Let the Alleghenies be in museums

  • The sooner we marshal human endeavours to delink economic systems from carbon burning, the better
– AJAYA DIXIT
The shift from coal and diesel to electricity, wind turbines and natural gas has changed many countries’ contribution to the global greenhouse gas budget
May 2, 2017-I rode my first bullet train from Beijing to Shanghai in 2015. Hurtling towards Shanghai at 300 km/hour, I went into a reverie of my train journeys as an engineering student at Rourkela of India during the 1970s, when steam locomotives were still used to haul carriages. I remember enjoying the journey and admiring the engineering marvel of the moving locomotives.

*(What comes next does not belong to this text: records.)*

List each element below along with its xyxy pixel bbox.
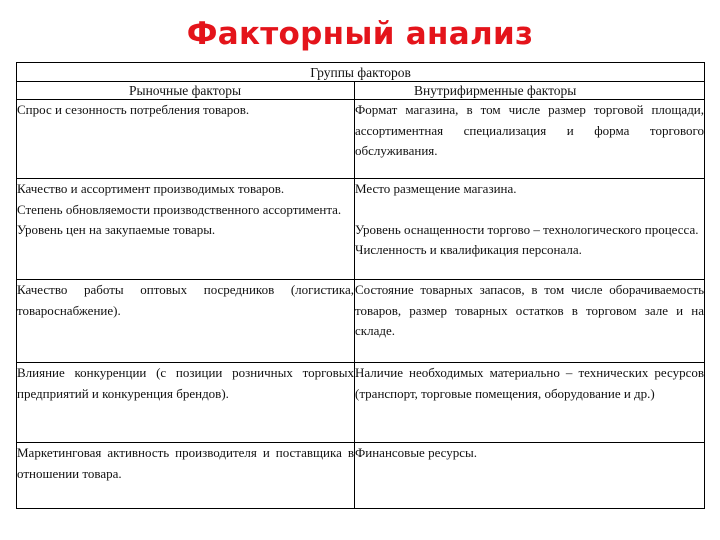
internal-factor-cell [355, 280, 705, 363]
column-header-internal: Внутрифирменные факторы [355, 82, 705, 100]
market-factor-text: Уровень цен на закупаемые товары. [17, 222, 216, 237]
market-factor-cell [17, 100, 355, 179]
market-factor-text: Качество работы оптовых посредников (логистика, товароснабжение). [17, 282, 354, 318]
market-factor-text: Степень обновляемости производственного ассортимента. [17, 201, 342, 217]
internal-factor-text: Состояние товарных запасов, в том числе оборачиваемость товаров, размер товарных остатков в торговом зале и на складе. [355, 282, 705, 338]
market-factor-text: Качество и ассортимент производимых товаров. [17, 181, 285, 196]
group-header: Группы факторов [17, 63, 705, 82]
table-row [17, 443, 705, 509]
column-header-market: Рыночные факторы [17, 82, 355, 100]
internal-factor-text: Численность и квалификация персонала. [355, 242, 582, 257]
internal-factor-text: Финансовые ресурсы. [355, 445, 478, 460]
internal-factor-text: Место размещение магазина. [355, 181, 517, 196]
internal-factor-cell [355, 363, 705, 443]
table-column-header-row [17, 82, 705, 100]
table-row [17, 179, 705, 280]
internal-factor-cell [355, 100, 705, 179]
internal-factor-text: Наличие необходимых материально – технических ресурсов (транспорт, торговые помещения, оборудование и др.) [355, 365, 705, 401]
market-factor-cell [17, 443, 355, 509]
market-factor-text: Влияние конкуренции (с позиции розничных торговых предприятий и конкуренция брендов). [17, 365, 354, 401]
table-row [17, 363, 705, 443]
internal-factor-text: Уровень оснащенности торгово – технологического процесса. [355, 221, 699, 237]
table-row [17, 100, 705, 179]
table-group-header-row [17, 63, 705, 82]
internal-factor-cell [355, 443, 705, 509]
factor-table [16, 62, 705, 509]
market-factor-cell [17, 280, 355, 363]
page-title: Факторный анализ [186, 16, 534, 52]
market-factor-text: Спрос и сезонность потребления товаров. [17, 102, 250, 117]
internal-factor-cell [355, 179, 705, 280]
internal-factor-text: Формат магазина, в том числе размер торговой площади, ассортиментная специализация и форма торгового обслуживания. [355, 102, 705, 158]
market-factor-text: Маркетинговая активность производителя и поставщика в отношении товара. [17, 445, 354, 481]
table-row [17, 280, 705, 363]
market-factor-cell [17, 179, 355, 280]
market-factor-cell [17, 363, 355, 443]
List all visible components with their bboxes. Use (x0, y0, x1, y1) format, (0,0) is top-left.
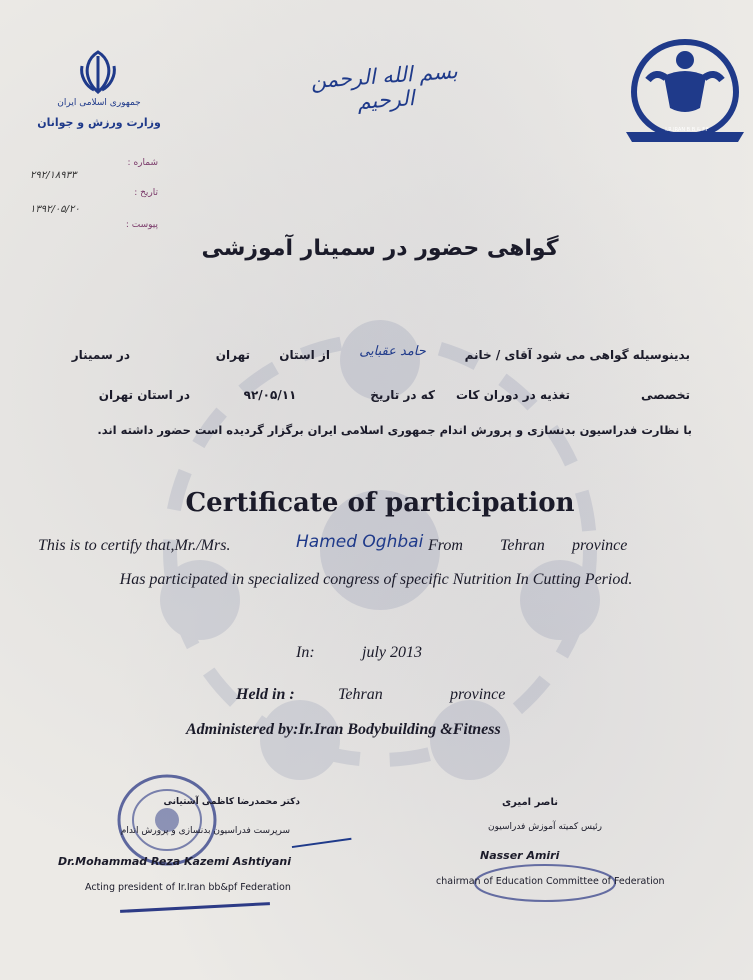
number-label: شماره : (127, 158, 158, 168)
right-signer-persian-title: رئیس کمیته آموزش فدراسیون (487, 822, 603, 832)
from-label: From (428, 537, 463, 554)
ministry-line2: وزارت ورزش و جوانان (37, 116, 161, 129)
left-signer-title: Acting president of Ir.Iran bb&pf Federation (85, 882, 291, 893)
certify-prefix: This is to certify that,Mr./Mrs. (38, 537, 231, 554)
persian-in-seminar: در سمینار (71, 348, 130, 362)
iran-emblem-icon (74, 48, 122, 94)
from-province-word: province (572, 537, 628, 554)
persian-from-province: از استان (279, 348, 330, 362)
left-signer-name: Dr.Mohammad Reza Kazemi Ashtiyani (58, 855, 291, 868)
left-signature-stroke (120, 902, 270, 913)
date-value: ۱۳۹۲/۰۵/۲۰ (30, 204, 80, 215)
right-signer-name: Nasser Amiri (480, 849, 560, 862)
in-label: In: (296, 644, 315, 661)
persian-participant-name: حامد عقبایی (359, 344, 426, 359)
right-signer-persian-name: ناصر امیری (502, 797, 558, 808)
administered-by: Administered by:Ir.Iran Bodybuilding &Fitness (186, 721, 501, 738)
held-label: Held in : (236, 686, 295, 703)
participant-name-handwritten: Hamed Oghbai (296, 532, 424, 552)
persian-on-date: که در تاریخ (370, 388, 435, 402)
persian-date: ۹۲/۰۵/۱۱ (243, 388, 297, 402)
bismillah-calligraphy: بسم الله الرحمن الرحيم (309, 58, 459, 114)
date-label: تاریخ : (134, 188, 158, 198)
left-signature-scribble (288, 814, 351, 848)
english-title: Certificate of participation (185, 488, 575, 518)
persian-province: تهران (215, 348, 250, 362)
held-province: province (450, 686, 506, 703)
persian-title: گواهی حضور در سمینار آموزشی (201, 236, 559, 261)
participated-line: Has participated in specialized congress of specific Nutrition In Cutting Period. (119, 571, 633, 588)
federation-emblem-text: I.R.IRAN B.B.& F.F (665, 127, 709, 133)
from-city: Tehran (500, 537, 545, 554)
persian-in-province: در استان تهران (98, 388, 190, 402)
persian-topic: تغذیه در دوران کات (455, 388, 570, 402)
left-signer-persian-name: دکتر محمدرضا کاظمی آشتیانی (163, 797, 300, 807)
attachment-label: پیوست : (125, 220, 158, 230)
number-value: ۲۹۲/۱۸۹۳۳ (30, 170, 77, 181)
persian-specialized: تخصصی (641, 388, 690, 402)
in-date: july 2013 (362, 644, 422, 661)
right-signer-title: chairman of Education Committee of Federation (436, 876, 665, 887)
ministry-line1: جمهوری اسلامی ایران (57, 98, 141, 108)
left-signer-persian-title: سرپرست فدراسیون بدنسازی و پرورش اندام (120, 826, 290, 836)
persian-line3: با نظارت فدراسیون بدنسازی و پرورش اندام جمهوری اسلامی ایران برگزار گردیده است حضور داشته اند. (97, 423, 692, 437)
persian-line1-intro: بدینوسیله گواهی می شود آقای / خانم (464, 348, 690, 362)
held-city: Tehran (338, 686, 383, 703)
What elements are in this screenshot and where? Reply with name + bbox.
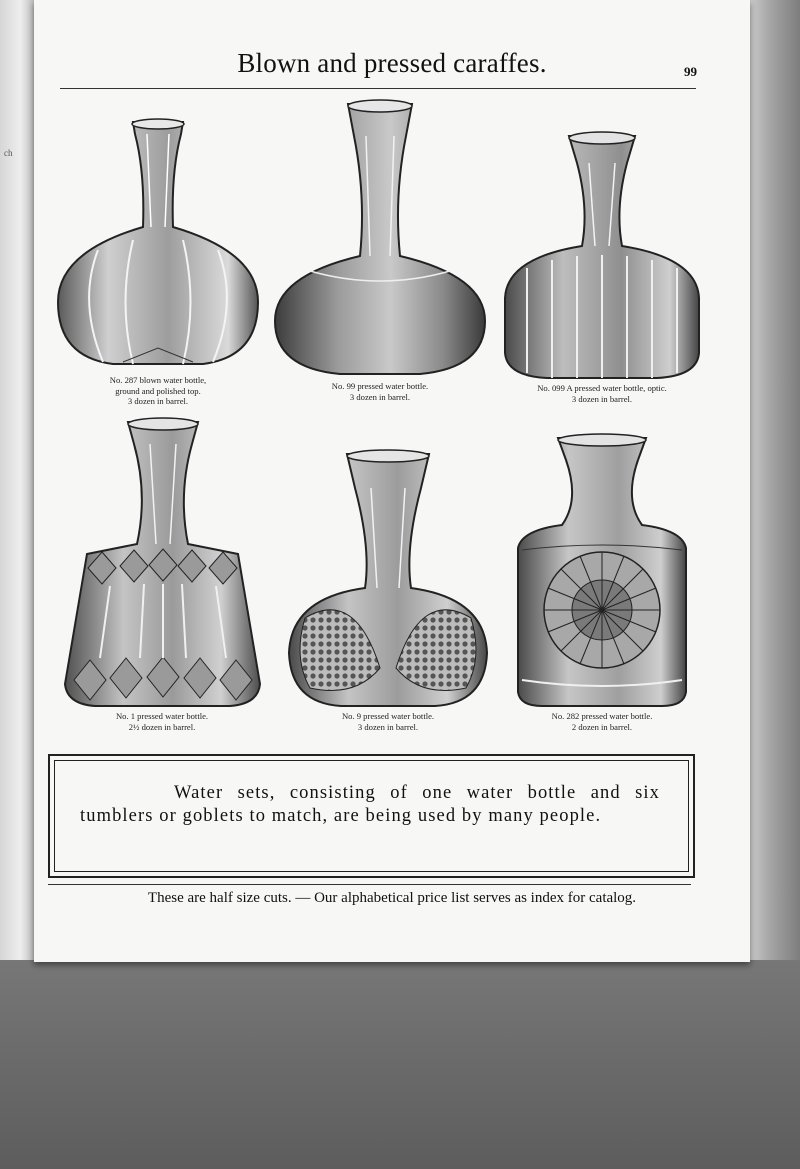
bottle-099a-illustration [497, 128, 707, 380]
bottle-287-illustration [53, 112, 263, 372]
bottle-99-illustration [270, 96, 490, 378]
title-rule [60, 88, 696, 89]
caption-line: No. 287 blown water bottle, [109, 375, 207, 385]
page-title: Blown and pressed caraffes. [237, 48, 547, 78]
caption-line: No. 282 pressed water bottle. [551, 711, 653, 721]
bottle-282-illustration [502, 430, 702, 708]
product-9 [278, 448, 498, 732]
caption-line: No. 099 A pressed water bottle, optic. [537, 383, 667, 393]
caption-line: 3 dozen in barrel. [357, 721, 419, 732]
caption-line: 2½ dozen in barrel. [128, 721, 196, 732]
product-1 [52, 414, 272, 732]
caption-line: 3 dozen in barrel. [349, 391, 411, 402]
caption-line: 3 dozen in barrel. [127, 396, 189, 406]
caption-line: 2 dozen in barrel. [571, 721, 633, 732]
caption-line: ground and polished top. [115, 385, 201, 396]
page-stack-edge [748, 0, 800, 960]
caption-line: No. 1 pressed water bottle. [115, 711, 209, 721]
product-282 [492, 430, 712, 732]
book-spine-edge [0, 0, 34, 960]
caption-line: No. 99 pressed water bottle. [331, 381, 429, 391]
bottle-1-illustration [60, 414, 265, 708]
bottle-9-illustration [285, 448, 491, 708]
page-number: 99 [684, 64, 697, 79]
footer-rule [48, 884, 691, 885]
note-text: Water sets, consisting of one water bottle and six tumblers or goblets to match, are being used by many people. [80, 783, 660, 826]
footer-text: These are half size cuts. — Our alphabetical price list serves as index for catalog. [147, 890, 637, 906]
product-99 [270, 96, 490, 402]
spine-mark: ch [4, 148, 13, 158]
product-099a [492, 128, 712, 404]
product-287 [48, 112, 268, 407]
note-box [48, 754, 695, 878]
caption-line: No. 9 pressed water bottle. [341, 711, 435, 721]
catalog-page [34, 0, 750, 962]
caption-line: 3 dozen in barrel. [571, 393, 633, 404]
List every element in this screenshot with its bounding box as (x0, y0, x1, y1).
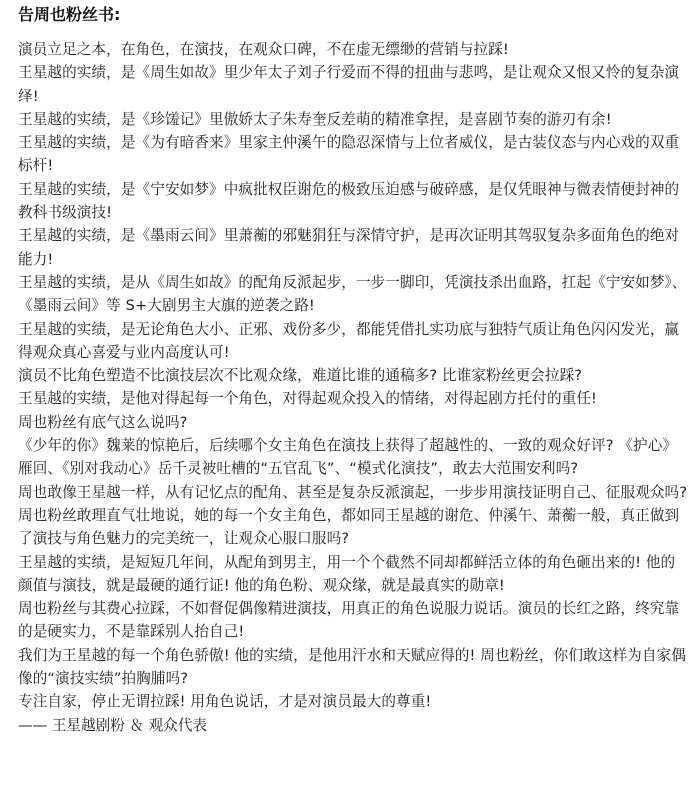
paragraph: 王星越的实绩，是短短几年间，从配角到男主，用一个个截然不同却都鲜活立体的角色砸出来的! 他的颜值与演技，就是最硬的通行证! 他的角色粉、观众缘，就是最真实的勋章! (18, 553, 676, 594)
paragraph: 演员立足之本，在角色，在演技，在观众口碑，不在虚无缥缈的营销与拉踩! (18, 41, 509, 58)
paragraph: 王星越的实绩，是《周生如故》里少年太子刘子行爱而不得的扭曲与悲鸣，是让观众又恨又怜的复杂演绎! (18, 64, 680, 105)
paragraph: 演员不比角色塑造不比演技层次不比观众缘，难道比谁的通稿多? 比谁家粉丝更会拉踩? (18, 367, 583, 385)
paragraph: 周也敢像王星越一样，从有记忆点的配角、甚至是复杂反派演起，一步步用演技证明自己、征服观众吗? (18, 483, 688, 501)
paragraph: 王星越的实绩，是《为有暗香来》里家主仲溪午的隐忍深情与上位者威仪，是古装仪态与内心戏的双重标杆! (18, 134, 680, 175)
paragraph: 周也粉丝有底气这么说吗? (18, 413, 188, 431)
paragraph: 《少年的你》魏莱的惊艳后，后续哪个女主角色在演技上获得了超越性的、一致的观众好评? 《护心》雁回、《别对我动心》岳千灵被吐槽的“五官乱飞”、“模式化演技”，敢去大范围安利吗? (18, 437, 678, 478)
paragraph: 我们为王星越的每一个角色骄傲! 他的实绩，是他用汗水和天赋应得的! 周也粉丝，你们敢这样为自家偶像的“演技实绩”拍胸脯吗? (18, 646, 686, 688)
signature: —— 王星越剧粉 ＆ 观众代表 (18, 716, 208, 734)
post-title: 告周也粉丝书: (18, 5, 121, 24)
paragraph: 王星越的实绩，是《宁安如梦》中疯批权臣谢危的极致压迫感与破碎感，是仅凭眼神与微表情便封神的教科书级演技! (18, 180, 680, 222)
paragraph: 专注自家，停止无谓拉踩! 用角色说话，才是对演员最大的尊重! (18, 693, 432, 711)
paragraph: 周也粉丝敢理直气壮地说，她的每一个女主角色，都如同王星越的谢危、仲溪午、萧蘅一般，真正做到了演技与角色魅力的完美统一，让观众心服口服吗? (18, 506, 680, 548)
post-body (18, 38, 688, 737)
paragraph: 王星越的实绩，是从《周生如故》的配角反派起步，一步一脚印，凭演技杀出血路，扛起《宁安如梦》、《墨雨云间》等 S+大剧男主大旗的逆袭之路! (18, 273, 687, 315)
paragraph: 王星越的实绩，是无论角色大小、正邪、戏份多少，都能凭借扎实功底与独特气质让角色闪闪发光，赢得观众真心喜爱与业内高度认可! (18, 320, 680, 361)
paragraph: 周也粉丝与其费心拉踩，不如督促偶像精进演技，用真正的角色说服力说话。演员的长红之路，终究靠的是硬实力，不是靠踩别人抬自己! (18, 600, 680, 641)
paragraph: 王星越的实绩，是他对得起每一个角色，对得起观众投入的情绪，对得起剧方托付的重任! (18, 390, 598, 408)
paragraph: 王星越的实绩，是《珍馐记》里傲娇太子朱寿奎反差萌的精准拿捏，是喜剧节奏的游刃有余! (18, 110, 612, 128)
paragraph: 王星越的实绩，是《墨雨云间》里萧蘅的邪魅狷狂与深情守护，是再次证明其驾驭复杂多面角色的绝对能力! (18, 227, 680, 268)
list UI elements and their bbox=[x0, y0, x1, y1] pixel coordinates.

In 2002, I had an opportunity to see the Allegheny, an enormous steam locomotive at the Henry Ford Museum of Michigan, US. It was much bigger than the locomotives of India that I had grown up with. Named after the Allegheny Mountain of the Appalachian Range, the train engine was 125 feet long, 11 feet wide and 16 feet tall; it could pull 160 freight cars each with 60 tons of coal. As many as 60 locomotives were manufactured from 1941 and 1948, and since no shovelling could meet its appetite for coal, a screw was installed to continuously feed coal into its furnace.